The Festa dello Gnoccho is usually held on the first Friday, Saturday and Sunday in August in a purpose-built roofed area. Food preparation begins early each morning with a big group of helpers who have been kind enough to include my husband Brian and I in their happy band. The menu is the same each year and everything is home-made, from the sugo d’oca (goose sauce) for the gnocchi to the coratella d’agnello (a stew of finely chopped lamb’s liver in a savoury sauce) served with the local torta al testo bread. We all have aprons and caps and this year quite a few of the men wore frilly aprons just for a laugh. It’s fun to see our local polizziotto in a frilly pinny!
There is a huge cauldron outside where the potatoes are boiled. When they have been cooked they are brought through to us in the kitchen where we women remove the skins. The peeled potatoes are then passed to the team of men (including Brian) who put them through a mouli grater to make mash. This is then put on trays for the ladies experienced at mixing the mash with eggs and flour to make the dough. The mixture is passed round the rest of the team of ladies (about 14 or 15 around two large tables) who knead it into long sausage shapes and then chop them into small pieces. The children help to collect the gnocchi balls on to trays which are then left to rest before being partially cooked in large vats of boiling water. After cooling they are stored in a food safe (rather like the walk-in meat fridge in your local butcher’s) ready for the evening. Another vat is cooking the sugo, another the coratella, while another couple of ladies are chopping up tomatoes for the bruschetta. And of course there’s the washing-up to do. This process continues each morning of the sagra with the chief cooks arriving at the kitchen at around 7.30 and then continuing on till lunchtime. By 1pm everything is usually finished and we all sit down to a delicious lunch of – yes, you’ve guessed – gnocchi, followed by grilled pork steak and salad and wine. So it’s definitely worth the hard work! Most of the team also work in the kitchen in the evening doing the last-minute cooking for the festa-goers, while the younger ones who have been unable to take time off from work during the day, serve as waiters. It’s an incredible feat when you consider that on the most popular night – the Saturday – more than 1000 people are fed.
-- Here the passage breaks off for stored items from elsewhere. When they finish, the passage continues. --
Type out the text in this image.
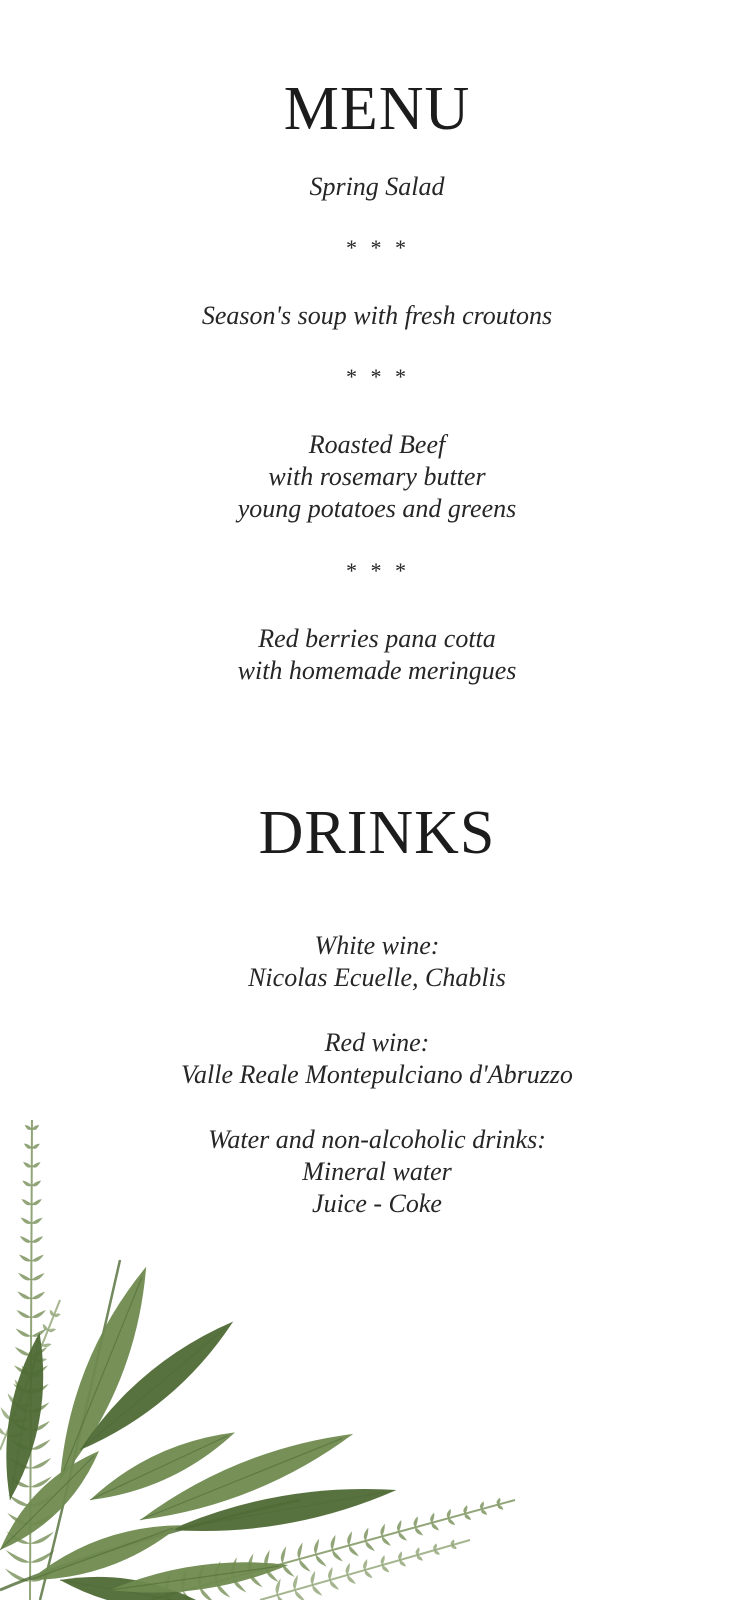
MENU
Spring Salad
* * *
Season's soup with fresh croutons
* * *
Roasted Beef
with rosemary butter
young potatoes and greens
* * *
Red berries pana cotta
with homemade meringues
DRINKS
White wine:
Nicolas Ecuelle, Chablis
Red wine:
Valle Reale Montepulciano d'Abruzzo
Water and non-alcoholic drinks:
Mineral water
Juice - Coke
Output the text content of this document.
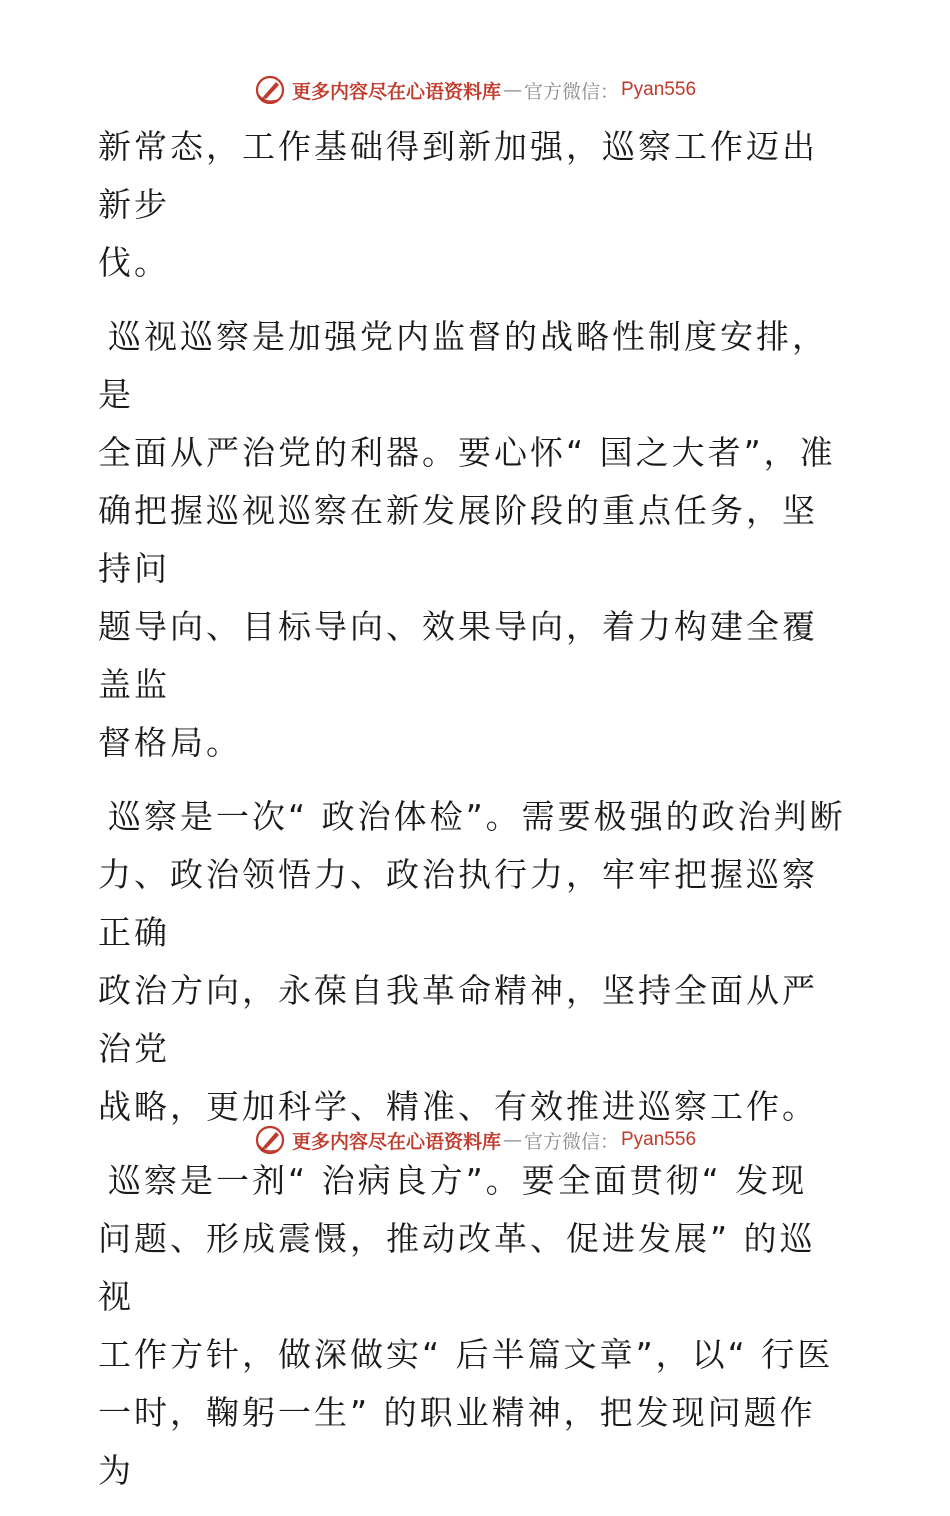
更多内容尽在心语资料库 — 官方微信： Pyan556

新常态，工作基础得到新加强，巡察工作迈出新步
伐。

巡视巡察是加强党内监督的战略性制度安排，是
全面从严治党的利器。要心怀“ 国之大者”，准
确把握巡视巡察在新发展阶段的重点任务，坚持问
题导向、目标导向、效果导向，着力构建全覆盖监
督格局。

巡察是一次“ 政治体检”。需要极强的政治判断
力、政治领悟力、政治执行力，牢牢把握巡察正确
政治方向，永葆自我革命精神，坚持全面从严治党
战略，更加科学、精准、有效推进巡察工作。

巡察是一剂“ 治病良方”。要全面贯彻“ 发现
问题、形成震慑，推动改革、促进发展” 的巡视
工作方针，做深做实“ 后半篇文章”，以“ 行医
一时，鞠躬一生” 的职业精神，把发现问题作为

更多内容尽在心语资料库 — 官方微信： Pyan556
Most villages, large or small, will have a summer festa. When you arrive, you usually queue up at the cash desk to choose your food and wine from the pre-printed list, then find a place to sit at one of the long tables provided, many already crowded with happy festagoers, to wait for the food to be brought. They are, as with most social events in Italy, for all ages from babes in arms to the very elderly. I am always amazed the way everyone knows how to dance. But then it’s understandable when you see dads teaching daughters, mums dancing with sons and older children teaching younger ones. All the men are accomplished and even when one of the line-type dances start you will see even old men getting up on their own to take part! No self-consciousness here. Dress code can be anything from shorts to full-length floaty dresses worn with loads of jewellery. Footwear – and remember, you’re usually dancing on a concrete area that normally serves as a playground or sports area – varies from trainers to stiletto heels. Beware if you have accommodation near the sagra – the music can sometimes go on to 3am, with the jolly, slightly old-fashioned music provided by enthusiastic bands of anything from one man with a synthesiser to a group of up to 10 musicians/singers. Of course the female singers are always beautiful, tanned with long hair, long legs and very short skirts! But for us, the most memorable part of our village’s summer festa is the remarkable experience of being part of it and made to feel welcome despite our lack of language skills!